Die Aktivitäten der Wikinger waren von ihrer Art her voneinander sehr unterschiedlich und reichten von Handelsfahrten und Plünderzügen über Eroberung bis hin zur Kolonisation unbewohnter Landstriche. Wichtig sind in diesem Falle jedoch nur die Plünderungen und, in begrenztem Maße, die Eroberungszüge, da diese immer auch mit Überfällen verbunden waren. Grundsätzlich müssen bei den Raubzügen zwei Arten unterschieden werden.[13]

Zum einen gab es private Seeräuberei, bei denen die Initiatoren mit nicht allzu vielen Schiffen (meist nur ein paar Dutzend) Überfälle starteten und in recht begrenztem Umfang Ortschaften und Klöster plünderten. Angriffe dieser Art kamen während der gesamten Wikingerzeit vor.[14]

Die zweite Kategorie von Raubzügen, die hier von Interesse ist, sind großangelegte Flottenoperationen mit zum Teil riesigen Mengen an Schiffen, die von Königen oder auch hohen Adligen der Wikinger geleitet wurden und einen mehr politischen Schwerpunkt hatten. Unternehmungen dieser Art waren im Grunde nicht erklärte Kriege, die eine Erhöhung des normannischen Einflusses auf wichtige Handelsplätze bewirken sollte. Einher gingen sie häufig mit der Erhebung von sogenanntem Danegeld, einer Form von Schutzgeld. Wikinger erschienen in solchen Fällen vor den Toren einer Ortschaft oder eines Klosters und drohten damit, es zu plündern und niederzubrennen, es sei denn sie erhielten eine bestimmte Menge an Silber für den Abzug.[15]

Beiden gemeinsam war, daß der Überfall für die Opfer so überraschend kam, daß an Flucht oder Gegenwehr meist nicht zu denken war. Die Normannen waren meist wieder verschwunden oder bereits in einer solchen Übermacht eingetroffen, daß sie Herren der Lage waren, bevor überhaupt eine Bürgerwehr bebildet werden oder die für die Abwehr zuständigen Stellen informiert werden konnten.[16]

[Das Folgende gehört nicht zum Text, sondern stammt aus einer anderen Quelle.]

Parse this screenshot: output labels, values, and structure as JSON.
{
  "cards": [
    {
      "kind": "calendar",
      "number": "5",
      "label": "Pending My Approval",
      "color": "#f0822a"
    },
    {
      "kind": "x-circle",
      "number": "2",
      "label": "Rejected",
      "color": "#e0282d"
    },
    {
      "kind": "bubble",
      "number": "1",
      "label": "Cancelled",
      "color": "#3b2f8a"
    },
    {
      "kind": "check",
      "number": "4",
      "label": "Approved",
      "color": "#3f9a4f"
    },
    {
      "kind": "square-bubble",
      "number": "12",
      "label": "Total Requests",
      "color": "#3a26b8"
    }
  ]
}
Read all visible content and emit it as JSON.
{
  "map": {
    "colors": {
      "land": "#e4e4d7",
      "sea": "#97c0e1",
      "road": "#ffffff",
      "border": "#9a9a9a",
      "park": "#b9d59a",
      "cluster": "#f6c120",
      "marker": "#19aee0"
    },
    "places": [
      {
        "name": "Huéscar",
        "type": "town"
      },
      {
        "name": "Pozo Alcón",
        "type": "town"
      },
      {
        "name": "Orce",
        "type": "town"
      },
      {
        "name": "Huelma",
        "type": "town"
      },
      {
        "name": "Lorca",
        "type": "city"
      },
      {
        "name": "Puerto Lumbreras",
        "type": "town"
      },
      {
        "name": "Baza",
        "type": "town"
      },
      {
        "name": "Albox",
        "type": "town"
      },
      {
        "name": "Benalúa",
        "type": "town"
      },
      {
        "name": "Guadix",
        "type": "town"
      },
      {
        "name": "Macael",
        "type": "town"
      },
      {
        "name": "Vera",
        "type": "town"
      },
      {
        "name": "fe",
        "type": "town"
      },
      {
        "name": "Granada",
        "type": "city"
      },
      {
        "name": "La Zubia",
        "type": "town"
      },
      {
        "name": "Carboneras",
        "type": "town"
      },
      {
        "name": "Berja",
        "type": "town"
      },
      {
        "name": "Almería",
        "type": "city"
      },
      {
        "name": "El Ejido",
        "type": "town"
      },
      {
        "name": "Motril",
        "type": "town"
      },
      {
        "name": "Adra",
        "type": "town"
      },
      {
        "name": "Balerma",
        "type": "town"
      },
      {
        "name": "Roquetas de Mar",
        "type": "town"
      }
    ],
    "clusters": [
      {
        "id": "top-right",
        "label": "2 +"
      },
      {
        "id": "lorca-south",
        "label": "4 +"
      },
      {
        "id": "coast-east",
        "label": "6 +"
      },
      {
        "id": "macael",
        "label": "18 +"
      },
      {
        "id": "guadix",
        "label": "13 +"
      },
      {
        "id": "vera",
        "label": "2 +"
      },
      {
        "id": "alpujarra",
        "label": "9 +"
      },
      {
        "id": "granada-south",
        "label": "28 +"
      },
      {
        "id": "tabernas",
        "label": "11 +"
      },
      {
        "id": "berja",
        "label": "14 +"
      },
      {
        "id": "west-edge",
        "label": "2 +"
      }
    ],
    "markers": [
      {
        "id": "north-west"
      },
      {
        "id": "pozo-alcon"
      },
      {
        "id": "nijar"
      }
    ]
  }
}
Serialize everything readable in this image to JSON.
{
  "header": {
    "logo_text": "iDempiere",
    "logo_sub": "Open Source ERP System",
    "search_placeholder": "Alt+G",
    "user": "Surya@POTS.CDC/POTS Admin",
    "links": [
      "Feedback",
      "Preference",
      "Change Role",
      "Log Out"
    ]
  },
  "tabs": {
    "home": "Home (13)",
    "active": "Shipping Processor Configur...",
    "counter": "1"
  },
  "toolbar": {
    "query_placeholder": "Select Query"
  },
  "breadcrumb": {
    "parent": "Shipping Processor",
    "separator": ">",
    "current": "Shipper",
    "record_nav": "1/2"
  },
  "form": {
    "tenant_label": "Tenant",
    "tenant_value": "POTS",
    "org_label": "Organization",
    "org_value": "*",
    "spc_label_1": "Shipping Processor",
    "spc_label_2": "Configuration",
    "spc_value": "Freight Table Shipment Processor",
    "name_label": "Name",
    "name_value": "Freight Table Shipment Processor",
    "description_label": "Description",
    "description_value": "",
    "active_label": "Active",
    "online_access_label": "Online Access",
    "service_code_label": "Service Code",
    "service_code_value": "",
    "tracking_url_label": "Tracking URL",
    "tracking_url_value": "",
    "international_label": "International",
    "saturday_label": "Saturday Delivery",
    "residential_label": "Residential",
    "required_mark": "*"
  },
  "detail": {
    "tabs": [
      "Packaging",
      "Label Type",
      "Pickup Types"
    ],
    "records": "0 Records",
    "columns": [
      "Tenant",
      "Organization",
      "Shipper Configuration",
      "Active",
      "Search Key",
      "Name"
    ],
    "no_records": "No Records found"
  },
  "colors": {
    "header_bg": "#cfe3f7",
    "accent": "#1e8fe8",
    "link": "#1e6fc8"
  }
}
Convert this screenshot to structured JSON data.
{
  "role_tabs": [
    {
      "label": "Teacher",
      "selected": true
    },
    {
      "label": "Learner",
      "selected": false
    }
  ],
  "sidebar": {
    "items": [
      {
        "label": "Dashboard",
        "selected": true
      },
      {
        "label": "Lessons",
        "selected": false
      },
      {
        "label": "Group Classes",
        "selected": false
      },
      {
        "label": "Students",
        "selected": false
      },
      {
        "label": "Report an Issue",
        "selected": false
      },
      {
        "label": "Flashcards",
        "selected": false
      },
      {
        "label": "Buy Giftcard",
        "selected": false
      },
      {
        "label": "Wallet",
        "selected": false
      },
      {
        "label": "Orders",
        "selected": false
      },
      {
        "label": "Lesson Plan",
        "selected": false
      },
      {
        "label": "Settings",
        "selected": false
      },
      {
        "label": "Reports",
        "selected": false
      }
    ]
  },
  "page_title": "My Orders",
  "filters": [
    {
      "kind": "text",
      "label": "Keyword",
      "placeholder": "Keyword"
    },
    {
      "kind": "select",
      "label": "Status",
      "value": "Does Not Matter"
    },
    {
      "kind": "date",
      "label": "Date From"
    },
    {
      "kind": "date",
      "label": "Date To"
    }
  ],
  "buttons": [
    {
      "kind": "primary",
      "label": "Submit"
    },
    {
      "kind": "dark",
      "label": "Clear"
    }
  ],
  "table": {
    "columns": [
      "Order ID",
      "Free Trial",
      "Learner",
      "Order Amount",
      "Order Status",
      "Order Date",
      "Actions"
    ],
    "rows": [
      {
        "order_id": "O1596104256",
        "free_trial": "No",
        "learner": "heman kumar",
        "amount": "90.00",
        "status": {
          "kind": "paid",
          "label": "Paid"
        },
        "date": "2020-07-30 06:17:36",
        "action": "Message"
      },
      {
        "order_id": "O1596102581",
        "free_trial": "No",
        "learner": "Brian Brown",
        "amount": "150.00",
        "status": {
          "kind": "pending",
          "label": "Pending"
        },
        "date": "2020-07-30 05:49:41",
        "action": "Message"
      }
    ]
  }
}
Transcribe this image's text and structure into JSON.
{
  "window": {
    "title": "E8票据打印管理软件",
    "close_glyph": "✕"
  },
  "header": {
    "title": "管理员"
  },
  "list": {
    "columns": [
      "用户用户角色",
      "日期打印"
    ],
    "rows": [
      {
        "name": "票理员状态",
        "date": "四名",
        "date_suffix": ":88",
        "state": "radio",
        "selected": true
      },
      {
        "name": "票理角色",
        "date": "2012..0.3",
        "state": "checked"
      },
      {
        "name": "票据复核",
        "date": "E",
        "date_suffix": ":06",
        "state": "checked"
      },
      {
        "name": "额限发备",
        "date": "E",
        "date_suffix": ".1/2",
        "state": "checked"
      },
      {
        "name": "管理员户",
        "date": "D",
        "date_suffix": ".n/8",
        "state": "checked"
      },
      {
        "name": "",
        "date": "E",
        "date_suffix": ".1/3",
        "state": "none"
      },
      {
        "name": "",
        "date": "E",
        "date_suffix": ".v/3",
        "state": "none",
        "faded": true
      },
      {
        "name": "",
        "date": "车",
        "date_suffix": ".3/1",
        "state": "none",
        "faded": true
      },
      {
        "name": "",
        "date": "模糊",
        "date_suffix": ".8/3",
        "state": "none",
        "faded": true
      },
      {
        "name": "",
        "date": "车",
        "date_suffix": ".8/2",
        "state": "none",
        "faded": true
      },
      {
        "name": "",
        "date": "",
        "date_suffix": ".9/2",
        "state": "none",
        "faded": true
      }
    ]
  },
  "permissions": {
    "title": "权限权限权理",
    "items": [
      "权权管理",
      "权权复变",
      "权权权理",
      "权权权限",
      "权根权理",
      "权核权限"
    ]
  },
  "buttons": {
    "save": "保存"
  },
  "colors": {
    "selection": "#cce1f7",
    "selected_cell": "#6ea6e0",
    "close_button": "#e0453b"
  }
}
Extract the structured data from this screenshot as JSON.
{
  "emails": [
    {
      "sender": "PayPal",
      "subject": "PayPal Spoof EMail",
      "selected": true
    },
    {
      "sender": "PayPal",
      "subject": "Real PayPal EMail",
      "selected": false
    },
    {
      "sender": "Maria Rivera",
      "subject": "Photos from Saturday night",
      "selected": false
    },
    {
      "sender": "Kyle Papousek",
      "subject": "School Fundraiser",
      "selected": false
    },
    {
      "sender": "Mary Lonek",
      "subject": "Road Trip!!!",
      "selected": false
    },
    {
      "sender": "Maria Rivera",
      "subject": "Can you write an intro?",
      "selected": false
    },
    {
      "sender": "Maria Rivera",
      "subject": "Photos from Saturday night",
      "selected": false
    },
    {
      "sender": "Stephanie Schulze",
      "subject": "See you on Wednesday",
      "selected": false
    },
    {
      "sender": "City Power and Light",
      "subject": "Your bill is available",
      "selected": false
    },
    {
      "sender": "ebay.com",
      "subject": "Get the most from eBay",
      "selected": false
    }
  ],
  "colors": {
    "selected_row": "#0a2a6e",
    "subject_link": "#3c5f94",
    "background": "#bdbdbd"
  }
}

Ein sehr beliebtes Jagdgebiet der Wikinger waren außer den Küstenstreifen auch Flüsse. Sie konnten auf diesem Wege tief ins Feindesland eindringen und sich auch der Plünderung der reichen Städte im Inland widmen. Normannische Truppen gelangten so z. B. bis nach Paris, Trier und London.[17]

[...]


[1] Richards, J., Viking Age England, London 1991, S. 16-29.

[2] Brøndsted, J., Die große Zeit der Wikinger, Neumünster 1964, S. 31-33; Zettel, H., Das Bild der Normannen und der Normanneneinfälle in westfränkischen, ostfränkischen und angelsächsischen Quellen des 8. bis 11. Jahrhunderts, München 1977, S. 54-57; Harthausen, H., Die Normanneneinfälle in Elb- und Wesermündung unter besonderer Berücksichtigung der Schlacht von 880, Quellen und Darstellungen zur Geschichte Niedersachsens 68, Hildesheim 1966, S. 2f.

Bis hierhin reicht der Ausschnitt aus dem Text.